5・11袴田さん完全無罪へ死刑求刑を許さない静岡集会
2024年5月11日、袴田さんの完全無罪を求める集会が静岡市内でもたれ、全国から300人が参加した。集会では小川秀世弁護士が袴田裁判の経過、青木理さんと鴨志田祐実弁護士が司法と再審の課題を提示した。
小川弁護士はつぎのように事件の経過と問題点を示した。
袴田事件では捜査機関が重要な事実や証拠を隠し、証拠のねつ造が多数行われ、違法行為が徹底的に隠し通されてきた。第1次再審では証拠開示が全くなされず、弁護団にも証拠のねつ造を追及する力がなかった。第2次再審では再審決定から検察の抗告で10年がかかり、証拠の開示でも味噌のカラー写真や自白の直前直後の録音テープがなかった。弁護団はもっと早く5点の衣類の問題に集中すべきであったし、警察と検察が作った事件自体がでたらめであることを打ち出すべきであった。一人の犯人で4人を身動きできない形で殺害することは無理であるし、盗んだという袋の金の一部を共犯者ではない知人に預けるという行為はありえない。再審公判では検察の有罪立証を阻止できず、審理を蒸し返すことになった。検察には反省がない。しかし事件自体が検察官による事件の内容とは異なるものであることが遺体と傷の状態から明らかになった。この事件は捜査機関による事実の隠蔽、証拠隠し、ねつ造の違法行為によるものである。弁護も虚偽の自白を阻止できなかった。裁判所もねつ造の可能性を検討しなかった。捜査機関の違法行為を検証できるようにしなければならない。すべての証拠のリスト化、その開示が必要である。

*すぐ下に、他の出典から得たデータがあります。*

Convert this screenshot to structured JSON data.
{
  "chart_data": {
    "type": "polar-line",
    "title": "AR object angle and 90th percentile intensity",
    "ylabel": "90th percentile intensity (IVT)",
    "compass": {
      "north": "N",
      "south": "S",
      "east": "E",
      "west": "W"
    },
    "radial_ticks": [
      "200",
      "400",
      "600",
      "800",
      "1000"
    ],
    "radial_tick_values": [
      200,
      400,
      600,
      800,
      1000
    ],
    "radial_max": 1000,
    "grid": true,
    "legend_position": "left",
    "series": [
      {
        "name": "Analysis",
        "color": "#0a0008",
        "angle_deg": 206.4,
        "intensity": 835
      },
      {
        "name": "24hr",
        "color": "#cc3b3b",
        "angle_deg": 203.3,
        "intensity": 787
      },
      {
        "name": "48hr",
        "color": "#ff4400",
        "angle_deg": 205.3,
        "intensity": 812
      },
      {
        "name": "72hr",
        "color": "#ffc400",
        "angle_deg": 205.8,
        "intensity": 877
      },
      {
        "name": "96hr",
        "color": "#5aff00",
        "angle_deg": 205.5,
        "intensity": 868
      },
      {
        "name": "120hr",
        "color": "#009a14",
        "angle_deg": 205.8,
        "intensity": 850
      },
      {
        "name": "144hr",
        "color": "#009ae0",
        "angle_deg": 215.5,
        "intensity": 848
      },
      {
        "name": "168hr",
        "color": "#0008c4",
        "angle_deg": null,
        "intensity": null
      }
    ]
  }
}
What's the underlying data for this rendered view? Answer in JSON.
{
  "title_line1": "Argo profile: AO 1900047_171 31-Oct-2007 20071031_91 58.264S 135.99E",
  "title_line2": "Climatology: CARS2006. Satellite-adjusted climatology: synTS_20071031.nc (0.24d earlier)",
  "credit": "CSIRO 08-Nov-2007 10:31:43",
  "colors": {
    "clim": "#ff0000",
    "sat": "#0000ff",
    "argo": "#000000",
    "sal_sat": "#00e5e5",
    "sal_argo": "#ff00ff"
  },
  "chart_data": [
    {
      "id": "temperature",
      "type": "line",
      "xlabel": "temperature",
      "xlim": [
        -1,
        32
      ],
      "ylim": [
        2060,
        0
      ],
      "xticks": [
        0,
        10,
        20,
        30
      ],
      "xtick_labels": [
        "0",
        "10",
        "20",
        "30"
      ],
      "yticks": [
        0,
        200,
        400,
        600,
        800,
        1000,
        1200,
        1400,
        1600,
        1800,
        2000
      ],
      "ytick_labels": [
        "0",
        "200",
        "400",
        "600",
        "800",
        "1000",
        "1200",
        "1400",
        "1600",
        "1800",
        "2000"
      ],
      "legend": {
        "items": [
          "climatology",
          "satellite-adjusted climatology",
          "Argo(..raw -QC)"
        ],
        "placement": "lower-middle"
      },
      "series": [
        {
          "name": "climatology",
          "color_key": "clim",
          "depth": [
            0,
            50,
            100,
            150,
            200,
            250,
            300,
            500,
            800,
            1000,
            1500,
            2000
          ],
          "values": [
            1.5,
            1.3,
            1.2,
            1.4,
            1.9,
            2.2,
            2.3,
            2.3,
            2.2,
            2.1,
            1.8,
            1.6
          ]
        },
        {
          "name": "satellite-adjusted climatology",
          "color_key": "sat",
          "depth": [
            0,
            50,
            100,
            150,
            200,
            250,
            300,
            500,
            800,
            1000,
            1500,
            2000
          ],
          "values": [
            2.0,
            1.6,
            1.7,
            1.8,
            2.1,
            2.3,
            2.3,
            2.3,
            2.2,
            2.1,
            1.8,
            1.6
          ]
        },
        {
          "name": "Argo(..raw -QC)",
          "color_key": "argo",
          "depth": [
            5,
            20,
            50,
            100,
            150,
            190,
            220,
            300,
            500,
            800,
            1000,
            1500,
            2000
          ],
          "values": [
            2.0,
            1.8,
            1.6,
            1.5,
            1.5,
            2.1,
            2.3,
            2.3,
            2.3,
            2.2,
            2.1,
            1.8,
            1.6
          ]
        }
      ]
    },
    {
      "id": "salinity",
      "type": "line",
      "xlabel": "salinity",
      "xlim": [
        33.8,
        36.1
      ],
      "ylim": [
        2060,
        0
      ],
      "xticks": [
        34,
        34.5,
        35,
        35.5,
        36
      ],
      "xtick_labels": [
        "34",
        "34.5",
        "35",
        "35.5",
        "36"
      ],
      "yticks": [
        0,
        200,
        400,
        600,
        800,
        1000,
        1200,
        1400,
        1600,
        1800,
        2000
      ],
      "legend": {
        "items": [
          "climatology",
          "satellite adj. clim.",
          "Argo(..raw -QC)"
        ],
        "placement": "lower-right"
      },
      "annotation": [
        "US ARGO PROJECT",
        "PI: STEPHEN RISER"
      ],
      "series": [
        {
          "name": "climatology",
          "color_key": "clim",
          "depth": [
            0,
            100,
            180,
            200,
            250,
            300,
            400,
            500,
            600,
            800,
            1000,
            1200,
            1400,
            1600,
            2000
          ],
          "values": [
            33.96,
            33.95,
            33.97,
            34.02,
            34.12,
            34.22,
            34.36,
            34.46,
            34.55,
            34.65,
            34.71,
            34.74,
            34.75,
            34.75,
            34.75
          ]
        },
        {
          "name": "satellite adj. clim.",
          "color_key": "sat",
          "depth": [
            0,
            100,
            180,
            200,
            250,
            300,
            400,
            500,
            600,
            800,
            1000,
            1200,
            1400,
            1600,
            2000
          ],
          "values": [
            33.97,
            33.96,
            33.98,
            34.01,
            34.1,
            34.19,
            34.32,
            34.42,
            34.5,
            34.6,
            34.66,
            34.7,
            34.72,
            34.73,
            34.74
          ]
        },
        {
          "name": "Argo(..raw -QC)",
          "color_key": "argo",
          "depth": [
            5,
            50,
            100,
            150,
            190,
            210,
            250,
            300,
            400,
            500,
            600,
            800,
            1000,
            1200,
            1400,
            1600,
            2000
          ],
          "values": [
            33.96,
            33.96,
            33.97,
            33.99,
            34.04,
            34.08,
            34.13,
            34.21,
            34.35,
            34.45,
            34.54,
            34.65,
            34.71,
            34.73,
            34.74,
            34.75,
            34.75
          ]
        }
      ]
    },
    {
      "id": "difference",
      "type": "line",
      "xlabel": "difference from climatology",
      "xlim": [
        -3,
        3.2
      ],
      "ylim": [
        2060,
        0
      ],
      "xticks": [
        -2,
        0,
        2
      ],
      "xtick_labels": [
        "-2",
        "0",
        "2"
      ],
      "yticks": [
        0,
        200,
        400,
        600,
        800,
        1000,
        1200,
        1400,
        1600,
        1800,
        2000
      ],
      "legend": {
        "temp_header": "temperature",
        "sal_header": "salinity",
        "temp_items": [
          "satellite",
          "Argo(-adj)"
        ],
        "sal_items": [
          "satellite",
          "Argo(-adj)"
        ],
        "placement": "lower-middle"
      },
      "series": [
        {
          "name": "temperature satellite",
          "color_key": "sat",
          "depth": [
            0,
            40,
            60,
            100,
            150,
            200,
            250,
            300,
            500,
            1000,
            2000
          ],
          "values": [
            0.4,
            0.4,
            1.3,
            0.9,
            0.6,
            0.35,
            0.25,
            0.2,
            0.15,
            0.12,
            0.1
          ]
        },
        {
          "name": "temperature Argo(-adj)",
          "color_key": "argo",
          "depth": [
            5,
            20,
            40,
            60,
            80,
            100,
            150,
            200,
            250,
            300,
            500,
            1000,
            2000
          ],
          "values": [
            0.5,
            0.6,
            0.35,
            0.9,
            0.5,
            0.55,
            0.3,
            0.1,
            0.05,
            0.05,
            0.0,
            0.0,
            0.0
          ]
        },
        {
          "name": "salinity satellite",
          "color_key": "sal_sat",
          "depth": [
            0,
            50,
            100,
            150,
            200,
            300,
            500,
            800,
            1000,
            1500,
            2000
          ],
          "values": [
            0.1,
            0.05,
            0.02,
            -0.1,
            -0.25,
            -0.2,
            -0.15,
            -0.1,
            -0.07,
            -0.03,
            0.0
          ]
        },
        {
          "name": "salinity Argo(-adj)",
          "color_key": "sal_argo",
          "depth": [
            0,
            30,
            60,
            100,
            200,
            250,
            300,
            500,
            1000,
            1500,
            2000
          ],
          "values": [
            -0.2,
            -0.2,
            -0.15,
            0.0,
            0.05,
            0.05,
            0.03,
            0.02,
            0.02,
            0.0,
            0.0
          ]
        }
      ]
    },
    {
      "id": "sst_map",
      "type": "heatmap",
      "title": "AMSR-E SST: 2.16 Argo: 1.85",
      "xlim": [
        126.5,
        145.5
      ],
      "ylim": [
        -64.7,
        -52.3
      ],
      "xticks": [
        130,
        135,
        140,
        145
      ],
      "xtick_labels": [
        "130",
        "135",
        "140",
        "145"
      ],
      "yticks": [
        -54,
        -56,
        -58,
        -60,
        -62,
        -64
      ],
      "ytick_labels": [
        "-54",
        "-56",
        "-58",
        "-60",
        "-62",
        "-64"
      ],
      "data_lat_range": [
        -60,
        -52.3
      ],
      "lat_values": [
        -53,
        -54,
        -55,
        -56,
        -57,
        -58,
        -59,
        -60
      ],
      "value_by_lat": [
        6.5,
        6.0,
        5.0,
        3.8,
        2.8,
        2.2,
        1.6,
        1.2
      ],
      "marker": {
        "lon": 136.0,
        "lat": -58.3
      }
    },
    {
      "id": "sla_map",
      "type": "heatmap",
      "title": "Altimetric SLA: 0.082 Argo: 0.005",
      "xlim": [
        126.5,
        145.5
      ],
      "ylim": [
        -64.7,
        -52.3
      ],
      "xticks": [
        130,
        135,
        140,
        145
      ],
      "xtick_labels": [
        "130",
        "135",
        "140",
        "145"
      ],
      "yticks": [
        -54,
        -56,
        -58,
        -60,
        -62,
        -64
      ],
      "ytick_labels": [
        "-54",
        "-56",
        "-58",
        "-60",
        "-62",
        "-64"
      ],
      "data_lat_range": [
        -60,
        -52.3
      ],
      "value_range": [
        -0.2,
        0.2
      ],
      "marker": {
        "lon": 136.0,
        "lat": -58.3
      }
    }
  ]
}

青木さんと鴨志田さんの対談では、袴田事件には日本の刑事司法、冤罪事件の問題点が凝縮されているとされ、密室の取り調べの違法性、死刑制度への固執、ずさんな鑑定、証拠の不開示などの問題が指摘された。袴田無罪だけでなく、戦前からの法務・検察の継続性の変革、再審法の改正が求められるわけである。
日本ボクシング協会からは、ボクサーだからという理由で犯人とされたことは許せないと話し、袴田巌シートの設置、袴田支援の缶バッチの作成、名誉チャンピオンベルトの贈呈など袴田支援の経過を報告、クロスカウンターで勝訴しようと呼びかけた。
最後に袴田ひで子さんが多数の結集に感涙しながら、お礼を述べた。ひで子さんは、5月22日の結審では巖の手紙を読もうと思う。巖は無実だから負けるなんて思っていない。私は91歳になったけど元気です。裁判で勝つことが目的です。巖を死刑囚ではなく普通の人間にして(日々を)過ごさせたい。巖が助かればいいとは思わない。(冤罪を晴らそうとする)皆さんの力になりたい。巖だけでやめるつもりはないと思いを語った。